The types and number of components you use to structure a query can affect how quickly you receive the results. Since the complexity and focus of queries can vary greatly from company to company, as well as from user to user within a company, rules for constructing queries that are too specific would be limiting.
This topic provides general guidelines for creating efficient queries that optimize performance.
If you are new to creating queries, we suggest that you walk through the Tourist's Guide and Explorer Guide for a solid basis in how to construct queries, and then try out some of the examples in the Query Cookbook for good measure.
General guidelines for efficient queries
Follow these basic guidelines for optimum query performance:
- Run sampled queries whenever possible for optimum performance. Unsampled queries always take longer than sampled queries due to the amount of data that must be scanned.
- Use the minimum number of measures. The more measures there are in a query, the slower the query performance.
- Use the minimum number of filters possible. The more filters there are in a query the longer it takes, due to the number of computations that must be performed.
- Keep the number of referenced columns to a minimum. The more columns that are referenced, the slower the query will be due to the amount of data that must be scanned.
- Keep query date ranges to a minimum. The longer the query date ranges are the slower the query will be, due to the amount of data that must be scanned.
- If you use a group by, in general you can expect slower results. If you use multiple group bys, query performance will be even slower due to the added results that must be returned.
- Use a minimum number of named expressions, metrics, cohorts, and funnels in queries for optimum performance. Each of these objects requires individual computations, so the more you use in a query the slower the response time will be.

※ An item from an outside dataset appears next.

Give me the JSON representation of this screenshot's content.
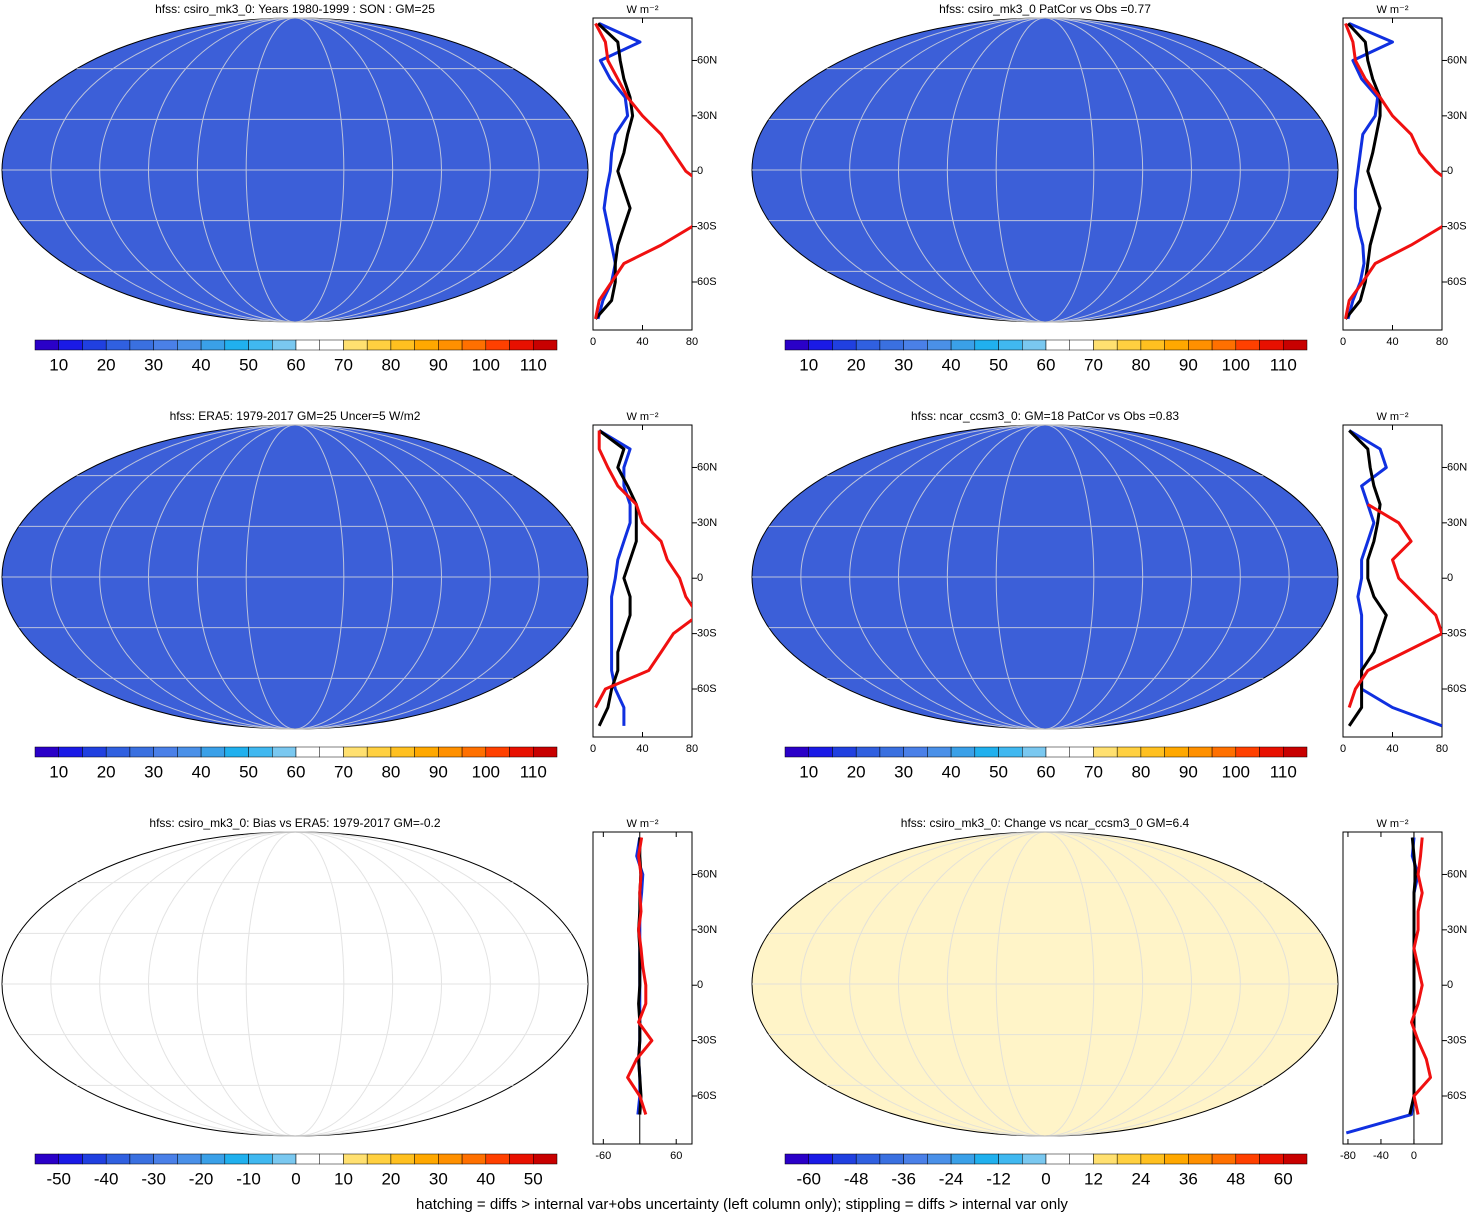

- Named expressions require more computations than simple filters, and therefore are slower to return results.
- Over use of cohorts and metrics slows query performance, due to the computations they require. Sometimes a simple filter is all that's needed.

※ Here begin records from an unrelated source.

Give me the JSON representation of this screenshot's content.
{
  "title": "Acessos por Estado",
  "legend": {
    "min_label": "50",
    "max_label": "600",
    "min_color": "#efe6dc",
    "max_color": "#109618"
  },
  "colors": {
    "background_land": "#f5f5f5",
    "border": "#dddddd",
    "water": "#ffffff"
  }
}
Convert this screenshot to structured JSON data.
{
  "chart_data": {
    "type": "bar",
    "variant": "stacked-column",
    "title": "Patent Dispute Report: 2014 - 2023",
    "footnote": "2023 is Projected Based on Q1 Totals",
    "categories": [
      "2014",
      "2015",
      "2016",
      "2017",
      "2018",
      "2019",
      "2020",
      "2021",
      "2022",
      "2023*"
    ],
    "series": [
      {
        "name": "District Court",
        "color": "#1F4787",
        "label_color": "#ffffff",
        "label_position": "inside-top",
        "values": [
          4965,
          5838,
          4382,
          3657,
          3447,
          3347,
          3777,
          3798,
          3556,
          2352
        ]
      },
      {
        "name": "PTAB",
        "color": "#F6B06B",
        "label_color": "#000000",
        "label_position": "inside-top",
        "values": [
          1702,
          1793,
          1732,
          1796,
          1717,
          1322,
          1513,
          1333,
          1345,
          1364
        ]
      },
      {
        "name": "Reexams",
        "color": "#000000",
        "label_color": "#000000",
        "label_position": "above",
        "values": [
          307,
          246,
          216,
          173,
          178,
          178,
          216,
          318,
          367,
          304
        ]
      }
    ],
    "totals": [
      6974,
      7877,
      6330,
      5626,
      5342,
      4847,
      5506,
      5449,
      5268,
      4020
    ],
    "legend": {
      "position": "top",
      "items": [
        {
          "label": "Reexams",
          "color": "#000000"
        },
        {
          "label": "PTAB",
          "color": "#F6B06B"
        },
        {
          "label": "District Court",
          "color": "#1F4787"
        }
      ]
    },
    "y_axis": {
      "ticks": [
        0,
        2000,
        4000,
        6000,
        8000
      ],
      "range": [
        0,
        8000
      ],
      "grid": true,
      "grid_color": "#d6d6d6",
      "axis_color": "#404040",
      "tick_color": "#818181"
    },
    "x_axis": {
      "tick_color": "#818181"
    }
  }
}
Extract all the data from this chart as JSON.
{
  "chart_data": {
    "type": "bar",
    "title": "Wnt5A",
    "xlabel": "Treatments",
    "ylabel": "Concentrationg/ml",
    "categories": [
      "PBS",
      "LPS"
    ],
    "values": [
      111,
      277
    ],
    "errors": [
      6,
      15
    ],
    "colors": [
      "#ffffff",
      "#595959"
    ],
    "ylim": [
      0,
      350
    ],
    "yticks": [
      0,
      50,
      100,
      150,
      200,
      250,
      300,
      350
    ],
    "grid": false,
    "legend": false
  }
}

- A text contains filter takes up more resources—resulting in a slower response time—than a is one of or is not one of filter.
- In most cases, to improve performance when using a funnel, click Reset funnel if event matches Step 1 to ensure the funnel is cacheable.
- Table View queries are more efficient than time view queries, because a Time View query requires computations for every point on the graph and a Table View query only requires one computation.
- Queries involving sets contain more data and therefore will have a slower response time than queries that don't contain sets.
- The more data you have, the slower your query response will be due to the amount of data that must be scanned.
Cluster performance cluster tips
Use the following basic guidelines for optimum performance when running queries:
- Delete dashboards that are not being used, so resources are not used to update them.
- Moderate the number of external API queries that are running while UI queries are running. The more external API queries that are running, the slower the UI queries will be.
- Delete unused columns in your data to enhance performance.
- If you run queries during a high import volume, your query response will be slower due to the resources being consumed on the data and string tiers.
Simpler is usually faster
In most cases when building queries, the simpler the construction the more efficient the query, due to fewer necessary computations. This is especially true when query cohorts and metrics contain filters. The computations required for cohorts and metrics slow query response time, and are often used when a simple filter would suffice.
- In this example, we have a metric shoe_purchases_per_user.
- Now we want to view the median shoe_purchases_per_user for all active users in the time period.
- Next, we want to view this median calculation, but only for the groups of users that also had at least one accessories purchase, and decide to use an existing cohort or metric to filter to this group of users.
This produces the correct results, but not as quickly as we would've liked.
- We realize that since we are filtering on a per-actor metric, we can use a simple filter to produce the same result with a much quicker response time. The simple filter is more efficient here, because the additional scan to calculate the users in the cohort is not required.